Just Health? : Law, Constitutionalism and Postcolonial Dis-ease

Monday, 7 September, 2020 - 16:00

Presented by : 

Sunder Rajan

In this paper, I outline a certain landscape of the judicialization of health in South Africa. The “judicialization of health” refers to ways in which claims to health are made through the law (Biehl and Petryna 2011). This has happened with increasing frequency and significance in the so-called “global South” over the past two decades. South Africa has emerged as an exemplary locale for the manifestation and shaping of this phenomenon, in ways that have exceeded mere contractual dispute in order to adjudicate fundamental ethical, moral or constitutional principles, often taking recourse to discourses of rights. The judicialization of health is part of a more general contemporary global Southern phenomenon of the judicialization of politics, as diagnosed by Jean and John Comaroff (2006). I will briefly read four important post-apartheid South African cases pertaining to health: Minister of Health v. Treatment Action Campaign, Dudley Lee v. Minister of Correctional Services, Mankayi v. AshantiGold Private Ltd., and Nkala v. Harmony Gold Mining & Others. I will not, however, read them evenly. Non-similar, complex issues of fact, law and judgment emerge in each of these cases, and each is worthy of more extensive consideration in its own right. There are also similarities between the cases: in one way or another, all of them involve the explicit adjudication of constitutional principles, especially Section 27 of Chapter 2 of the Bill of Rights, which guarantees the right to health as a socio-economic right.
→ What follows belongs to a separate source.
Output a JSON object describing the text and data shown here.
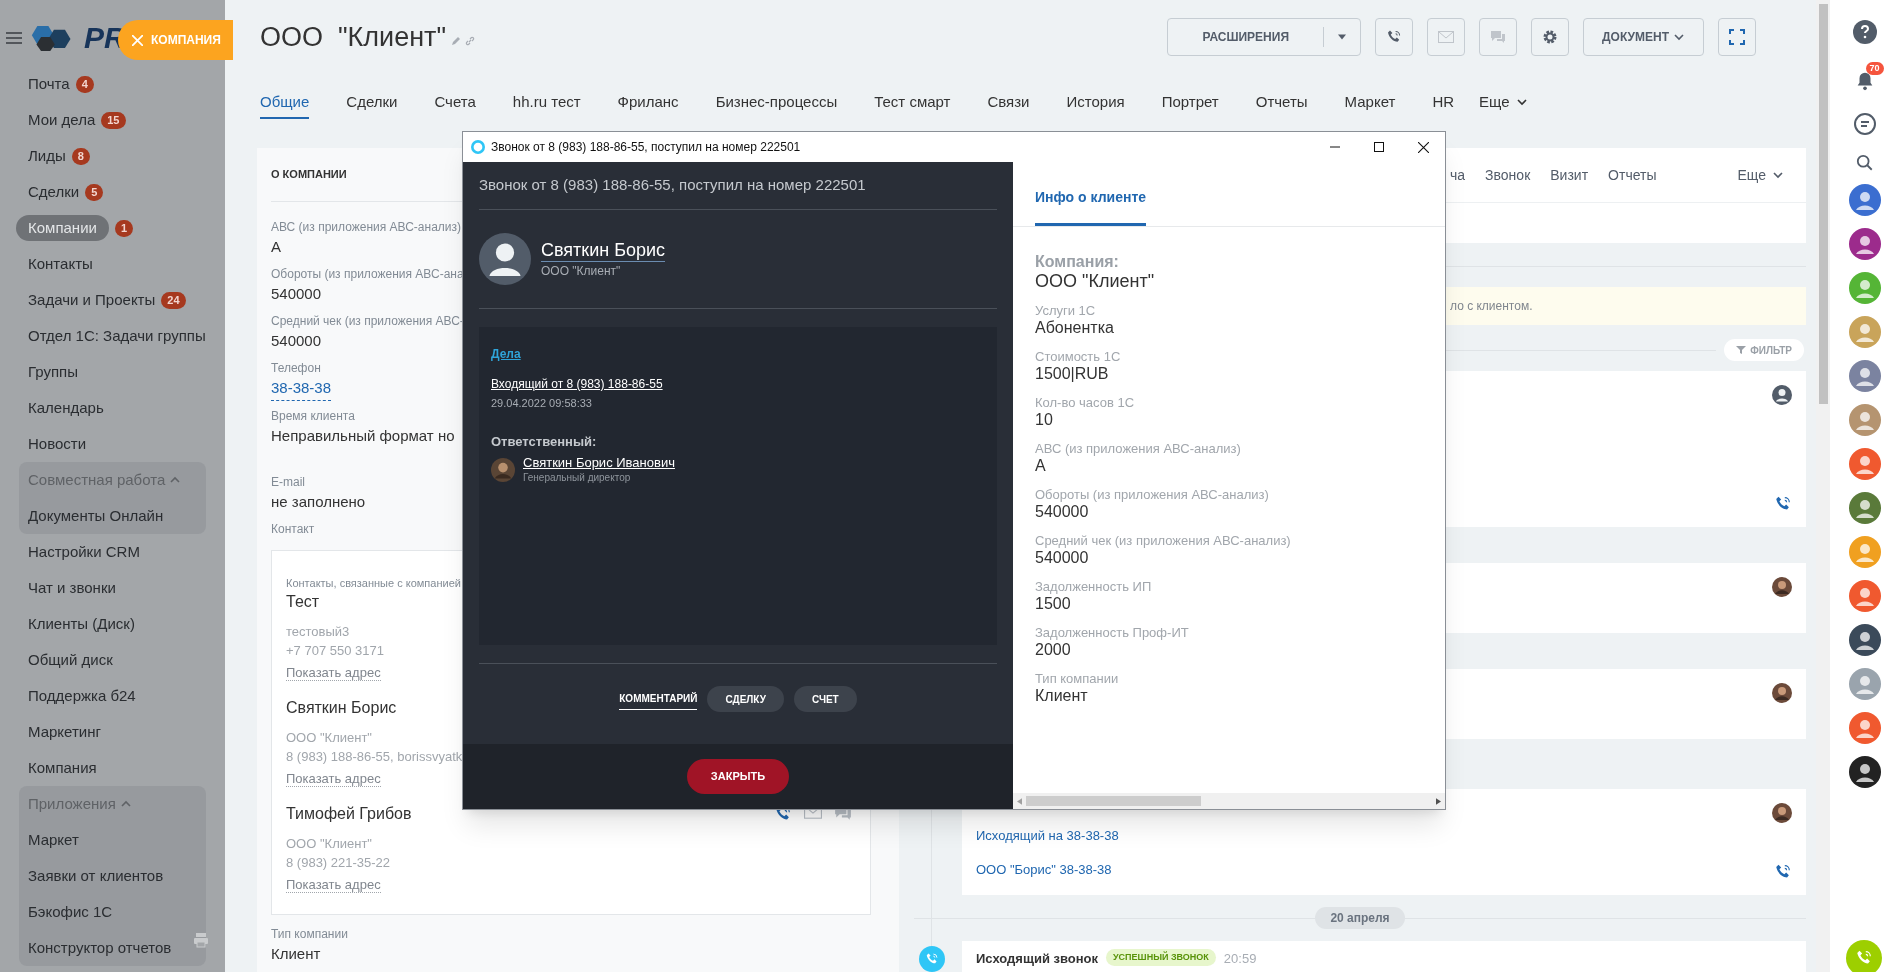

However, what is at stake is no mere formal application of a “right”, as something that is given, to a “case”, as something that is presented. Rather, each case presents an ethnographic question of its situation: what does one need to know in order to understand each case, historically and politically, in a conjuncture of transition from an apartheid regime to post-apartheid democracy? This is a question both of situating the South African Constitution politically in the country’s post-apartheid transition, and of situating its Constitutional Court as an institution mandated with the task of ensuring that constitutional principles are adhered to in post-apartheid governance.